La celebración de la verbena de Sant Joan se ha convertido en el icono catalán de una nueva ola de coronavirus debido al contagio masivo de gente joven que participó en fiestas sin cumplir las mínimas normas de prevención vigentes tras el final del estado de alarma.
Las infecciones se han disparado y, aunque parece ser que las ucis no se llenarán, las hospitalizaciones aumentan. Estos datos, más las medidas restrictivas adoptadas por las administraciones autonómicas, han provocado la reacción de países emisores de turismo. Las repercusiones económicas no serán del todo visibles a corto plazo, pero cuando haya que devolver el dinero prestado por la Unión Europea los servicios públicos esenciales sufrirán.
Los jóvenes son los protagonistas de las verbenas, los botellones y las fiestas desmadradas. Y cuando se ha abierto una ventana de vacunación destinada a ellos se han lanzado en plancha hasta agotar las dosis disponibles en pocas horas. Y no está claro que lo hayan hecho para cortar la transmisión del virus.

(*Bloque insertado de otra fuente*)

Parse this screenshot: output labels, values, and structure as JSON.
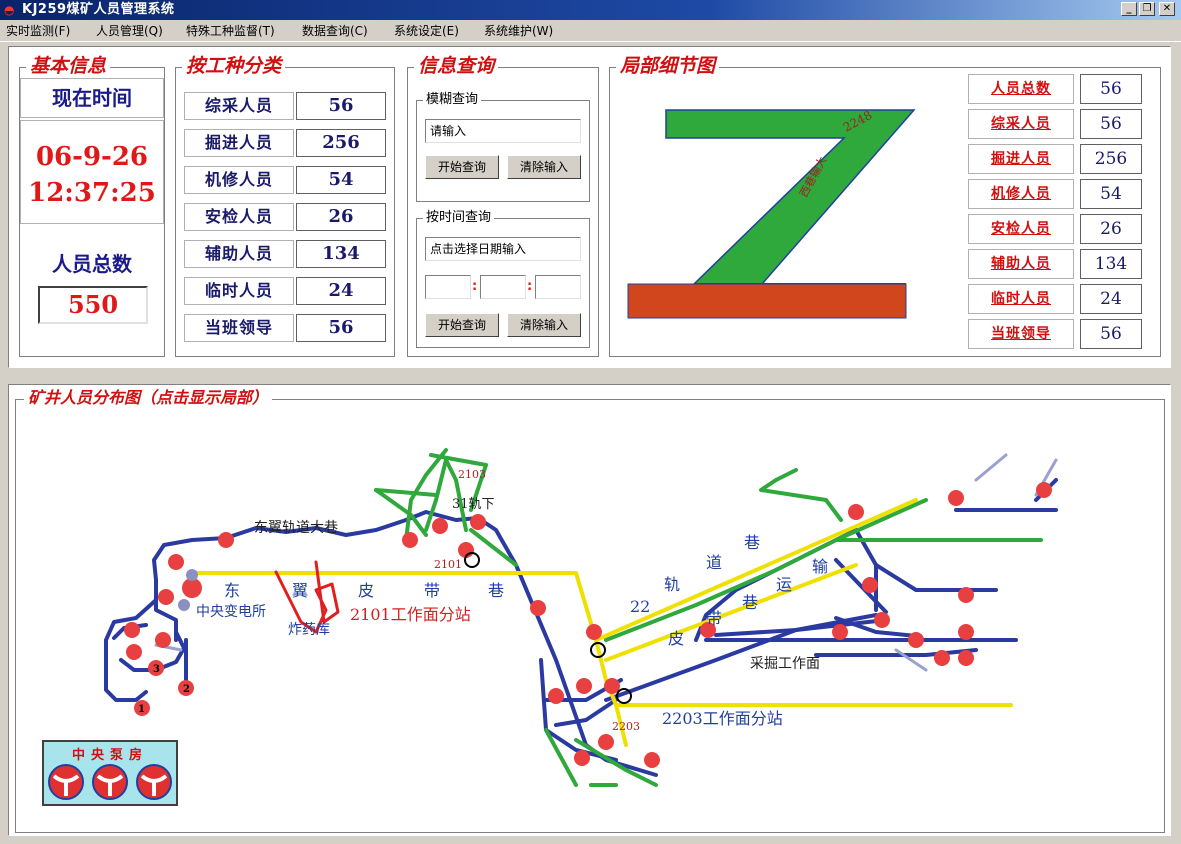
{
  "window": {
    "title": "KJ259煤矿人员管理系统",
    "minimize_glyph": "_",
    "maximize_glyph": "❐",
    "close_glyph": "✕"
  },
  "menu": [
    {
      "label": "实时监测(F)"
    },
    {
      "label": "人员管理(Q)"
    },
    {
      "label": "特殊工种监督(T)"
    },
    {
      "label": "数据查询(C)"
    },
    {
      "label": "系统设定(E)"
    },
    {
      "label": "系统维护(W)"
    }
  ],
  "basic_info": {
    "title": "基本信息",
    "time_label": "现在时间",
    "date": "06-9-26",
    "time": "12:37:25",
    "total_label": "人员总数",
    "total_value": "550"
  },
  "by_type": {
    "title": "按工种分类",
    "rows": [
      {
        "label": "综采人员",
        "value": "56"
      },
      {
        "label": "掘进人员",
        "value": "256"
      },
      {
        "label": "机修人员",
        "value": "54"
      },
      {
        "label": "安检人员",
        "value": "26"
      },
      {
        "label": "辅助人员",
        "value": "134"
      },
      {
        "label": "临时人员",
        "value": "24"
      },
      {
        "label": "当班领导",
        "value": "56"
      }
    ]
  },
  "query": {
    "title": "信息查询",
    "fuzzy": {
      "title": "模糊查询",
      "input_value": "请输入",
      "start_button": "开始查询",
      "clear_button": "清除输入"
    },
    "by_time": {
      "title": "按时间查询",
      "input_value": "点击选择日期输入",
      "separator": ":",
      "start_button": "开始查询",
      "clear_button": "清除输入"
    }
  },
  "detail": {
    "title": "局部细节图",
    "road_label": "西巷输大",
    "node_label": "2248",
    "legend": [
      {
        "label": "人员总数",
        "value": "56"
      },
      {
        "label": "综采人员",
        "value": "56"
      },
      {
        "label": "掘进人员",
        "value": "256"
      },
      {
        "label": "机修人员",
        "value": "54"
      },
      {
        "label": "安检人员",
        "value": "26"
      },
      {
        "label": "辅助人员",
        "value": "134"
      },
      {
        "label": "临时人员",
        "value": "24"
      },
      {
        "label": "当班领导",
        "value": "56"
      }
    ],
    "colors": {
      "green": "#2fa83c",
      "orange": "#d2461e",
      "blue": "#2040a0"
    }
  },
  "mine_map": {
    "title": "矿井人员分布图（点击显示局部）",
    "labels": {
      "east_wing_track": "东翼轨道大巷",
      "belt_chars": [
        "东",
        "翼",
        "皮",
        "带",
        "巷"
      ],
      "central_substation": "中央变电所",
      "explosives": "炸药库",
      "station_2101": "2101工作面分站",
      "node_2101": "2101",
      "node_2103": "2103",
      "track_31": "31轨下",
      "track22_chars": [
        "22",
        "轨",
        "道",
        "巷"
      ],
      "convey_chars": [
        "皮",
        "带",
        "巷",
        "运",
        "输"
      ],
      "mining_face": "采掘工作面",
      "node_2203": "2203",
      "station_2203": "2203工作面分站",
      "num_1": "1",
      "num_2": "2",
      "num_3": "3",
      "pump_room": "中央泵房"
    },
    "colors": {
      "track": "#2a3aa0",
      "belt": "#f0e000",
      "green": "#2fa83c",
      "red_route": "#e02020",
      "person": "#e84040"
    }
  }
}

Sospecho que buscan algo así como la autorización para mantener el ritmo de vida, ese que nos ha llevado a donde estamos, como también veo que en este país nadie habla claro ni señala los problemas allí donde están. Si un joven de 22 años conduce a 160 km/h la policía le sanciona, pero si participa en un botellón prohibido solo se le dispersa; y cuidadito en cómo se hace que al agente de turno se le puede caer el pelo.

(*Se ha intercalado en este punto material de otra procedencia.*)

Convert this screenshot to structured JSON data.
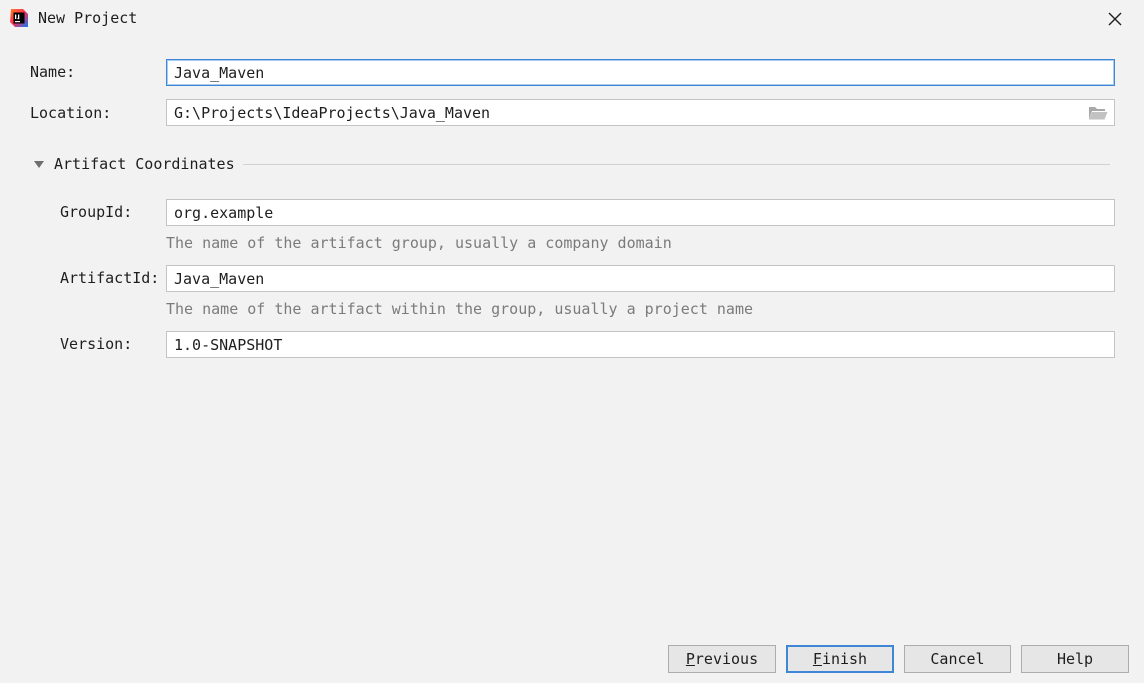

No estoy seguro de los motivos de fondo de este sinsentido, pero quizá tienen que ver con los intereses electorales: nadie quiere enfrentarse a ese colectivo de votantes. Y, también, con la educación que reciben en sus casas, donde no solo son el centro de atención, como siempre ha ocurrido, sino que se han convertido en unos reyezuelos que hacen lo que les rota con el consentimiento de unos padres incapaces de influir en sus hijos, de hacerles entrar en razón. Es probable que ese nuevo papel del joven esté relacionado con la brecha digital que le separa de sus progenitores, la mayor parte de los cuales creen que la destreza de sus vástagos como usuarios de internet les refuerza en un mundo real en el que ellos han perdido pie. El becerro de oro de la tecnología presidiendo el salón de cada casa.
Pensaba en todo esto el miércoles cuando hacía cola bajo el Arc del Triomf. La Consejería de Salud había anunciado unas horas antes el despliegue de unidades de vacunación para mayores de 40 años y en especial entre 60 y 69 años: los colectivos que ingresan en los hospitales en estos momentos. En Barcelona situaron la primera de estas unidades en un barrio donde abundan personas con dificultades idiomáticas e informáticas, más vulnerables que la media.
Una hora antes de que el camión medicalizado cedido por Seat empezara a trabajar, el 80% de quienes formaban la larga cola no pasaban de los 30 años. Según dijeron a los miembros de la Cruz Roja que trataban de convencerles de que se marcharan, habían oído en “la radio”, así en general, que allí se vacunaba a los jóvenes. Algunos de ellos aludieron a medios de comunicación marginales que también habían informado erróneamente.
Salud dijo después que los jóvenes no habían sido vacunados, pero no fue eso lo que ocurrió. Solo unos pocos ingenuos desistieron y abandonaron la cola tras las reiteradas advertencias de los voluntarios. Todos los demás acabaron recibiendo la dosis. Desde la muchacha que alentaba a los de su alrededor a montar un pollo para obligar a los sanitarios a ponerles la inyección --había una discreta dotación de Mossos d’Esquadra--, hasta la que lamentaba que en otros países los jóvenes ya estuvieran vacunados.
También oí cómo una explicaba que su novio vive en Mallorca y que allí todos han recibido el pinchazo, pero 20 minutos después un exhibicionismo pueril delataba sin querer su presencia furtiva en la cola: en una semana ella también estaría en la isla, de ahí las prisas. Mientras guardaba el cuarto de hora preceptivo tras el pinchazo, tres de ellas abandonaban el lugar satisfechas. “Pues, al final, ha valido la pena”, decía una, orgullosa de su gesta. Era la misma que había sido malinformada por los medios de comunicación, pero que extrañamente estaba al tanto de que allí solo se inyectaba la Janssen, la unidosis, y que si la conseguía ya tendría el verano libre.